Part (2)

192 15 2
                                    

"Keluarkan peralatan MOS kalian!" Suara diktator Winda menggema di ruang kelas.

Para siswa segera mengeluarkan bolpoin dan kertas HVS. Jantung Michele berdetak dengan cepat. Dia tidak tau apa yang akan dilakukan oleh walas sementaranya ini. Diendus dari gerakan Kak Nanda, ini bukan hal baik, pikirnya.

"Kita akan bermain 'Mari Menggambar'. Pertama saya minta nama yang saya sebut maju untuk mengambil undian," Dito menjelaskan lalu mengisyaratkan Nanda untuk menyiapkan kardus berisi nama-nama.

"Jangan dibuka dulu," Winda berkata dengan galaknya.

Beberapa siswa yang ingin mengintip terdiam seketika.

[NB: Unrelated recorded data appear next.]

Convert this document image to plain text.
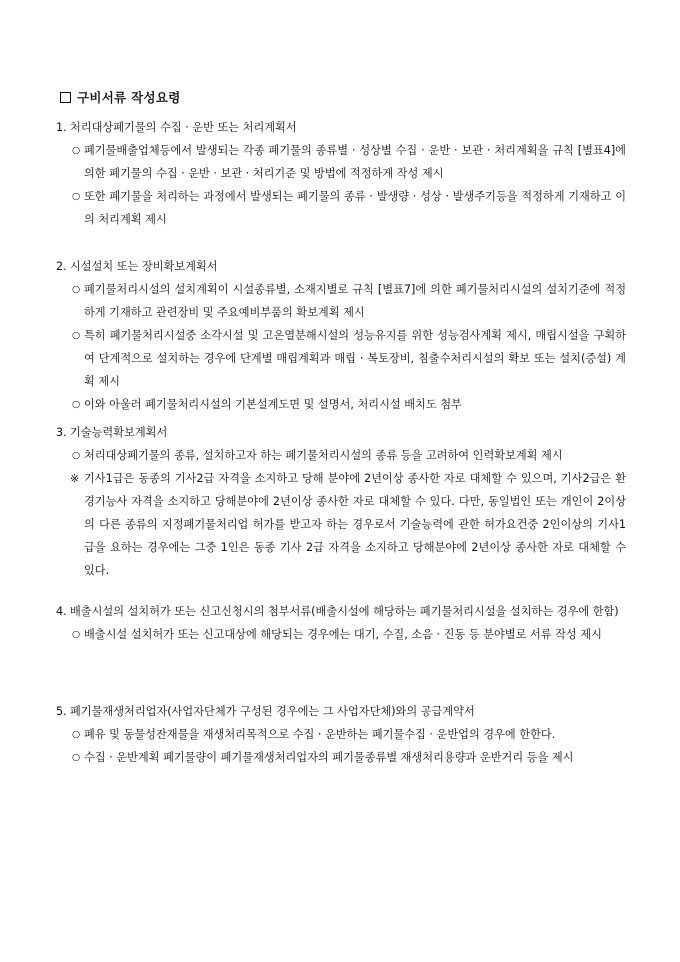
구비서류 작성요령
1. 처리대상폐기물의 수집 · 운반 또는 처리계획서
○ 폐기물배출업체등에서 발생되는 각종 폐기물의 종류별 · 성상별 수집 · 운반 · 보관 · 처리계획을 규칙 [별표4]에 의한 폐기물의 수집 · 운반 · 보관 · 처리기준 및 방법에 적정하게 작성 제시
○ 또한 폐기물을 처리하는 과정에서 발생되는 폐기물의 종류 · 발생량 · 성상 · 발생주기등을 적정하게 기재하고 이의 처리계획 제시
2. 시설설치 또는 장비확보계획서
○ 폐기물처리시설의 설치계획이 시설종류별, 소재지별로 규칙 [별표7]에 의한 폐기물처리시설의 설치기준에 적정하게 기재하고 관련장비 및 주요예비부품의 확보계획 제시
○ 특히 폐기물처리시설중 소각시설 및 고온열분해시설의 성능유지를 위한 성능검사계획 제시, 매립시설을 구획하여 단계적으로 설치하는 경우에 단계별 매립계획과 매립 · 복토장비, 침출수처리시설의 확보 또는 설치(증설) 계획 제시
○ 이와 아울러 폐기물처리시설의 기본설계도면 및 설명서, 처리시설 배치도 첨부
3. 기술능력확보계획서
○ 처리대상폐기물의 종류, 설치하고자 하는 폐기물처리시설의 종류 등을 고려하여 인력확보계획 제시
※ 기사1급은 동종의 기사2급 자격을 소지하고 당해 분야에 2년이상 종사한 자로 대체할 수 있으며, 기사2급은 환경기능사 자격을 소지하고 당해분야에 2년이상 종사한 자로 대체할 수 있다. 다만, 동일법인 또는 개인이 2이상의 다른 종류의 지정폐기물처리업 허가를 받고자 하는 경우로서 기술능력에 관한 허가요건중 2인이상의 기사1급을 요하는 경우에는 그중 1인은 동종 기사 2급 자격을 소지하고 당해분야에 2년이상 종사한 자로 대체할 수 있다.
4. 배출시설의 설치허가 또는 신고신청시의 첨부서류(배출시설에 해당하는 폐기물처리시설을 설치하는 경우에 한함)
○ 배출시설 설치허가 또는 신고대상에 해당되는 경우에는 대기, 수질, 소음 · 진동 등 분야별로 서류 작성 제시
5. 폐기물재생처리업자(사업자단체가 구성된 경우에는 그 사업자단체)와의 공급계약서
○ 폐유 및 동물성잔재물을 재생처리목적으로 수집 · 운반하는 폐기물수집 · 운반업의 경우에 한한다.
○ 수집 · 운반계획 폐기물량이 폐기물재생처리업자의 폐기물종류별 재생처리용량과 운반거리 등을 제시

Wajah ketakutan mereka tampak lucu. Michel ingin tertawa andai saja Dito tidak menatapnya sambil menaikkan sebelah alis.

Siswa yang dipanggil kembali ke tempat duduk masing-masing.

"Loh, ini kok sisa satu. Ada yang nggak masuk?"

"Ada, Kak," salah satu laki-laki menjawab.

"Siapa?"

"Di--"

Brakk.

Pintu terbuka lebar menampilkan laki-laki berambut acak-acakan yang menatap malas ruang kelas.

"Pagi, Kak. Maaf telat," ujarnya santai seraya berjalan untuk duduk.

Ketiga kakak kelas yang berada di depan hanya melongo. Satu lagi calon bad boy di SMA Permai. Entah akan jadi apa sekolah ini jika kebanyakan bad boy.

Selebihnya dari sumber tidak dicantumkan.